On en a tous au moins un dans nos vies. Généralement plus. Ils sont là, dans nos familles, à la job, parmi nos voisins. Pas nécessairement du méchant monde – enfin, pas tout le temps –, mais ils sont du genre à s’imposer et, surtout, à ne pas s’en laisser imposer. Vous voyez le genre? Ils sont faciles à détecter. De nos jours, avec cette manie d’employer des beaux mots, on les appelle les intimidateurs. Moi, je préfère le terme «bulldozers».
Les intimidateurs viennent en plusieurs formats. De «petit» à «extra-large». Quand ils y mettent toute la gomme, ça peut même aller jusqu’à 5 XL. Ils ne font pas que bousculer les autres dans les corridors d’école. Si c’était le cas, ça serait trop simple de les identifier et de les mettre en échec. En fait, comme chez les animaux, les intimidateurs font partie du clan des dominants. Sauf que, contrairement aux animaux, ils existent parce qu’on leur concède platement
le territoire.
Déjà, tous jeunes, à la maison, ils piquent des crises et ont un caractère plus fort que le reste du groupe. Ils font même plier les adultes, pour qui c’est toujours moins de trouble de répondre oui plutôt que non. C’est ainsi qu’ils commencent leur carrière de négociateurs. La suite des choses est à l’avenant.
On dit qu’ils sont obstinés, têtus ou qu’ils font simplement étalage de leur tempérament. À l’école, c’est pareil. Ils n’hésitent pas à jouer du coude pour prendre les devants. Quitte à emprunter des raccourcis. On les laisse faire parce qu’on craint leurs sauts d’humeur.
Rendus sur le marché du travail, nos amis au caractère bouillant ont encore et toujours la priorité. Ils sont les premiers à choisir ce qu’ils veulent ou ne veulent pas faire. Encore là, le groupe laisse passer le bulldozer, de peur de se faire passer dessus. Ils ne sont pas nécessairement les préférés du boss, mais peu importe, lui aussi les laisse faire parce que c’est plus simple de les laisser aller que de les contenir. Et sûrement moins compliqué de les avoir de son bord.
Dans le voisinage, en pleine canicule, ils vont arroser leur entrée de garage et personne ne leur rappellera qu’il y a une interdiction de le faire qui a été décrétée par la municipalité. Dans le code de vie des bulldozers, il y a deux règlements : le leur et celui des autres. Et on les laisse faire. Parce que…
Arrêtez-vous un instant et mettez des visages de votre entourage sur le type de caractère que l’on vient de définir. C’est fou comme ça vous vient vite, n’est-ce pas?
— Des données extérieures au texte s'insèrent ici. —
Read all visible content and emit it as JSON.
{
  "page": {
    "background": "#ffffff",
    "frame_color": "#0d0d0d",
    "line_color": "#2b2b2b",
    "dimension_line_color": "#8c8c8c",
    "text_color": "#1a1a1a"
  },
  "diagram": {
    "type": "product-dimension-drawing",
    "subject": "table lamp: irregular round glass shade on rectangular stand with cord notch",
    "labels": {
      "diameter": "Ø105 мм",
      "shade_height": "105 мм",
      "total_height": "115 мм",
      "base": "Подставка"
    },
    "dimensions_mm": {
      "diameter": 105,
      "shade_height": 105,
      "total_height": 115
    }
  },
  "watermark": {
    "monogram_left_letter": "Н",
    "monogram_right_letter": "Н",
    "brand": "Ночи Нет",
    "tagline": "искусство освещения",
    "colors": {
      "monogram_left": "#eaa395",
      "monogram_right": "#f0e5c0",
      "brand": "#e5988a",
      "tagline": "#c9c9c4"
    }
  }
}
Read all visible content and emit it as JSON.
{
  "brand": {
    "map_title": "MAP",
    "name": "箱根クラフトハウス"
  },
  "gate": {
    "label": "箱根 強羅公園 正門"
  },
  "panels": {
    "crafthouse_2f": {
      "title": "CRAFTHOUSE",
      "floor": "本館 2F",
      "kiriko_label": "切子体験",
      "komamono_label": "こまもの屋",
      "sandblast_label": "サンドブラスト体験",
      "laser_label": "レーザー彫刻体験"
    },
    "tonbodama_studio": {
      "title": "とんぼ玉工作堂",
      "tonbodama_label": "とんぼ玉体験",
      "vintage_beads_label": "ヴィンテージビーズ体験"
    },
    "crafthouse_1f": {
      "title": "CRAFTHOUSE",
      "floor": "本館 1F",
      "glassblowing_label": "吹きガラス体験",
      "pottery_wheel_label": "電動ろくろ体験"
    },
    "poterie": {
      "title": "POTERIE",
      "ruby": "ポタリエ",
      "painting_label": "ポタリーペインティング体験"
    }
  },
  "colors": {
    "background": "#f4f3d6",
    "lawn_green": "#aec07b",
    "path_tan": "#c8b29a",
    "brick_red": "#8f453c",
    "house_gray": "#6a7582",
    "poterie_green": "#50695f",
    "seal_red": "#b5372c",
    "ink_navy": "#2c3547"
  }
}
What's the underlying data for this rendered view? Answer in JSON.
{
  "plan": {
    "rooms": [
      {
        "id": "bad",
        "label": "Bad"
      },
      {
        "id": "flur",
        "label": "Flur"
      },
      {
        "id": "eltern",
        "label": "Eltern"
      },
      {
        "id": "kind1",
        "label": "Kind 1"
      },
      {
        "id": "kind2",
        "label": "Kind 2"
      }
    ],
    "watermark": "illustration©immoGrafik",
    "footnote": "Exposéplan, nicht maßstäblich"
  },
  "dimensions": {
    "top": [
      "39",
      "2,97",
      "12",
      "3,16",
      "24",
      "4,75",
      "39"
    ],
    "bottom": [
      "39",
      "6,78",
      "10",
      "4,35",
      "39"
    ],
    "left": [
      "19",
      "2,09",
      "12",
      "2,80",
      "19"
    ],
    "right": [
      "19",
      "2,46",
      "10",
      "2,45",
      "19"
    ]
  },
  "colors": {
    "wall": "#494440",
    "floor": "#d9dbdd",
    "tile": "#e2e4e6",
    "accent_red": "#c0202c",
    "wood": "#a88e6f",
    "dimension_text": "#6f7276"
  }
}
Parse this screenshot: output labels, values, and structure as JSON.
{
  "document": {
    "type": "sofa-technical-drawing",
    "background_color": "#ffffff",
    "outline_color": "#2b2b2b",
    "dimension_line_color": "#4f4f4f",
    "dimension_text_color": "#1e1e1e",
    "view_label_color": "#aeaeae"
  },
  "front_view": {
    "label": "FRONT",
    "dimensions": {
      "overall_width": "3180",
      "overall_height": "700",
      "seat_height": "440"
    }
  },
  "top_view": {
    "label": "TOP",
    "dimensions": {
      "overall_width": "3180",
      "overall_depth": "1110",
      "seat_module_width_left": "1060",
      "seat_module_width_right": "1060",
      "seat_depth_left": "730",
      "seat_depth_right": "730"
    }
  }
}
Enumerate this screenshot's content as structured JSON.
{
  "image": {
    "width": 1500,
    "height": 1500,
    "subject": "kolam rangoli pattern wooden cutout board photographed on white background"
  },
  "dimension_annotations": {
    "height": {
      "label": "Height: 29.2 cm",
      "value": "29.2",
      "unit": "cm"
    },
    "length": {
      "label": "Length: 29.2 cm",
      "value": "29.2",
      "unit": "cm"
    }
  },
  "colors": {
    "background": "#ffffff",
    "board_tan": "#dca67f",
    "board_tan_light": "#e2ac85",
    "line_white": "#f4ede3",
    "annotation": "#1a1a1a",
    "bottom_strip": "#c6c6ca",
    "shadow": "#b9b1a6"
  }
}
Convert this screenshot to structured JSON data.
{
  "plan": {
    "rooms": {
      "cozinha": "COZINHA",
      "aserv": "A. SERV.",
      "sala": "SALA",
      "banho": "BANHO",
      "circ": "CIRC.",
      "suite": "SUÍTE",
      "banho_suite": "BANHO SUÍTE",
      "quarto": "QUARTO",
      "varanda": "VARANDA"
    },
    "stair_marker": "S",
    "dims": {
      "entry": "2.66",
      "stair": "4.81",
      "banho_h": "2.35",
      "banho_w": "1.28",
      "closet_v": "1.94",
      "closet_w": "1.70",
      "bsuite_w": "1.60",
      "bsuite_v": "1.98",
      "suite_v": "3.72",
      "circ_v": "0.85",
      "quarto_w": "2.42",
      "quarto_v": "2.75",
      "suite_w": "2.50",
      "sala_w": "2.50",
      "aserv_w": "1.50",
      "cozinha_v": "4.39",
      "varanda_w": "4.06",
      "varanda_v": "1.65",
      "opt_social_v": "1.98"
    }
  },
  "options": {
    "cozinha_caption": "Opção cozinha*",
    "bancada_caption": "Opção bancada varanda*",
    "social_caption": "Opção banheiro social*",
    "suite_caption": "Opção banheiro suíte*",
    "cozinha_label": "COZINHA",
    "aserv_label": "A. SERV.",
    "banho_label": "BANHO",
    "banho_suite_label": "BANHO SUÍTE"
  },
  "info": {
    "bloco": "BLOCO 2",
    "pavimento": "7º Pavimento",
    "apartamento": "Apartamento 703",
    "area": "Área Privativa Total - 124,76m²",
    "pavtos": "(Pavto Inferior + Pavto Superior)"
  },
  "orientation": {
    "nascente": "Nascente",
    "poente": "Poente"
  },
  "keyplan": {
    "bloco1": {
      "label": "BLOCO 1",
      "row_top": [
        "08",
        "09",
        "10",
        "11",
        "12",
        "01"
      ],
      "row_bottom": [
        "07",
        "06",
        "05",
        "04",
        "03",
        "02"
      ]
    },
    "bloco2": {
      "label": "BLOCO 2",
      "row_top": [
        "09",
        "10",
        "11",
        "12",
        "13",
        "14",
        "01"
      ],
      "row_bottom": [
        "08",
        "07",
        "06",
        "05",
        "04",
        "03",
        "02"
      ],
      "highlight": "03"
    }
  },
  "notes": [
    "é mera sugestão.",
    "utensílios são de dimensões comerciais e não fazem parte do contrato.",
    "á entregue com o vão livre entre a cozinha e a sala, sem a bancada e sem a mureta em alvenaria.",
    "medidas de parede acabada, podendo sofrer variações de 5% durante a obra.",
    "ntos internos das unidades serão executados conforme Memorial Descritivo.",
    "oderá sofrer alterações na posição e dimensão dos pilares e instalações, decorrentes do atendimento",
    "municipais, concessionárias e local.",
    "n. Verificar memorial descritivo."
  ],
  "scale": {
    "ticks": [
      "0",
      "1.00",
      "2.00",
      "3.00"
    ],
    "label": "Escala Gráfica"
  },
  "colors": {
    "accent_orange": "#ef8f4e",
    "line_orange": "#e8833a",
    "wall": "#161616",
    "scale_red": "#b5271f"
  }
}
Ce mois-ci, on parle beaucoup d’intimidation. J’en ai été victime, vous en avez été victime, la plupart du monde en souffre ou en a déjà souffert. Une fois de temps en temps, on devrait peut-être regarder autour de soi pour constater à quel point les intimidateurs n’existent que pour et que par l’espace qu’on leur accorde et combien les bulldozers sont, au bout du compte, nettement minoritaires. Sauf que personne ne le leur a jamais dit. C’est drôle comment tout devient moins lourd quand on relativise tout ça…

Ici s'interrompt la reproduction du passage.